MENJADI REMAJA GAUL ALA ISLAM


Sobat muda di mana saja anda berada, kami tentu udah nggak asing kembali nih dengan makna ‘gaul’. Yach, tren yang udah membumi di lingkungan masyarakat, khususnya para ABG. Dari menjadi model baju, celana ketat, rok mini, tanktop, sampe buku-buku dan majalah nggak ketinggalan ngebahas tren gaul. Tapi apa temen-temen tau, apa sih sebenernya makna gaul tersebut?

Nah kawan dekat muda, Ada yang bilang, gaul itu punyai banyak temen dan punyai banyak wawasan. Di mana-mana ia dikenal. Banyak yang nelponin, banyak yang ngajakin hang-out bareng, banyak yang naksir, banyak terhitung yang iseng gangguin. Pokoknya, seperti superstar lah, ia dikenal di manapun berada.
Kemudian Ada terhitung yang bilang, gaul itu ngikutin perkembangan zaman pakai Seragam Sekolah. Wah Pokoknya, orang sanggup dikatakan gaul terkecuali ia sanggup ngikutin terus perkembangan zaman paling moderen sementara ini. Apa yang moderen tentu diikutin. Dari bacaan moderen yang ngebahas perselingkuhan artis, hingga film moderen yang mengumbar nafsu dan kekerasan. Dari menjadi celana gombrong di bawah mata kaki hingga celana ketat yang kesannya kayak telanjang. Dari busana kebesaran yang berumbai di mana-mana hingga kaos kekecilan model adik bayi. Semuanya diikutin. Namanya aja ngikutin tren modern! Waduh nyusahin banget yah, terkecuali gaul kayak begitu.
Ada kembali yang memaknai gaul sebagai normalitas belanja di moll, nongkrong di kafe, jago sms-an, jago pencet HP, dan sebagainya.
Tapi apa emang cuma hanyalah itu aja definisi gaul yah?
Nah kawan dekat muda, mari kami simak yuck gaul yang sebenarnya.
Sobat muda, Dalam Islam sendiri, gaul berarti punyai prinsip. Kan nggak lucu banget, kalo kami ngaku gaul tapi ke mana-mana cuma ikut-ikutan tanpa basic dengan sebutan lain moto copy. Nah, untuk itu kami harus nyari tau prinsip tersebut. Sebagai seorang muslim, kami membawa cara gaul, yakniDekati dan akrabi Ilmu Agama, khususnya Al-Qur’an dan As-Sunnah.
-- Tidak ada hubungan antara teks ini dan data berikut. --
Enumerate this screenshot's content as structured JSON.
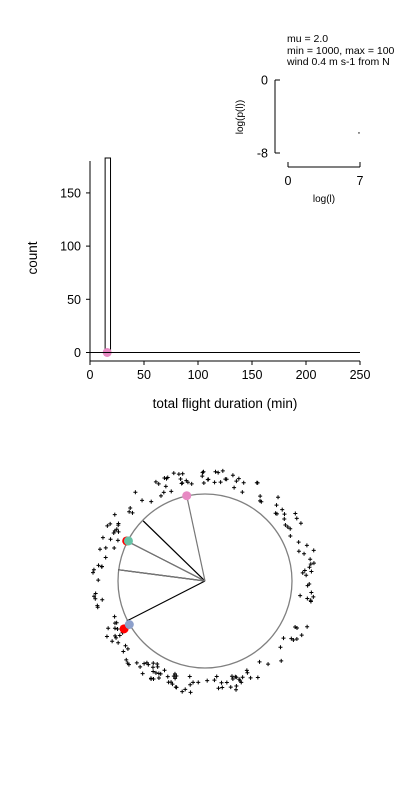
{
  "annotation": {
    "line1": "mu = 2.0",
    "line2": "min = 1000, max = 100",
    "line3": "wind 0.4 m s-1 from N"
  },
  "chart_data": [
    {
      "type": "bar",
      "panel": "histogram",
      "xlabel": "total flight duration (min)",
      "ylabel": "count",
      "xlim": [
        0,
        250
      ],
      "ylim": [
        -8,
        180
      ],
      "xticks": [
        "0",
        "50",
        "100",
        "150",
        "200",
        "250"
      ],
      "yticks": [
        "0",
        "50",
        "100",
        "150"
      ],
      "bins": [
        {
          "x0": 14,
          "x1": 19,
          "count": 200
        }
      ],
      "marker": {
        "x": 15,
        "y": 0,
        "color": "#e78ac3"
      },
      "grid": false
    },
    {
      "type": "line",
      "panel": "inset",
      "xlabel": "log(l)",
      "ylabel": "log(p(l))",
      "xlim": [
        0,
        7
      ],
      "ylim": [
        -8,
        0
      ],
      "xticks": [
        "0",
        "7"
      ],
      "yticks": [
        "0",
        "-8"
      ],
      "points": [
        {
          "x": 6.9,
          "y": -5.8
        }
      ],
      "grid": false
    },
    {
      "type": "scatter",
      "panel": "trajectory-map",
      "circle_radius": 1,
      "path": [
        {
          "x": -0.9,
          "y": -0.46
        },
        {
          "x": 0,
          "y": 0
        },
        {
          "x": -1.0,
          "y": 0.13
        },
        {
          "x": 0,
          "y": 0
        },
        {
          "x": -0.71,
          "y": 0.69
        },
        {
          "x": 0,
          "y": 0
        },
        {
          "x": -0.9,
          "y": 0.46
        },
        {
          "x": 0,
          "y": 0
        },
        {
          "x": -0.21,
          "y": 0.98
        }
      ],
      "points": [
        {
          "x": -0.21,
          "y": 0.98,
          "color": "#e78ac3"
        },
        {
          "x": -0.9,
          "y": 0.46,
          "color": "#ff0000"
        },
        {
          "x": -0.88,
          "y": 0.46,
          "color": "#66c2a5"
        },
        {
          "x": -0.93,
          "y": -0.55,
          "color": "#ff0000"
        },
        {
          "x": -0.87,
          "y": -0.5,
          "color": "#8da0cb"
        }
      ],
      "outer_sample_count": 200,
      "outer_radius_range": [
        1.1,
        1.3
      ],
      "grid": false
    }
  ]
}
Pramuka aja punyai prinsip “Satyaku kudharmakan, dharmaku kubaktikan”, masa’ sih kami sebagai seorang muslim yang merupakan ummat terbaik tambah nggak punyai prinsip. Tentunya Malu dong!!!
Lantas apa prinsip kami sebagai Muslim? Ada yang bilang “Hidup mulia atau mati syahid!”
Bener banget sobh! Seratus deh membuat anda yang menjawab bener tadi!
Selain itu, khusus muslim yang gaul tercermin didalam tujuh sifat. Simak baik-baik yaaa….! Setelah itu diamalkan. Baru deh kalian tepat disebut sebagai insan yang gaul.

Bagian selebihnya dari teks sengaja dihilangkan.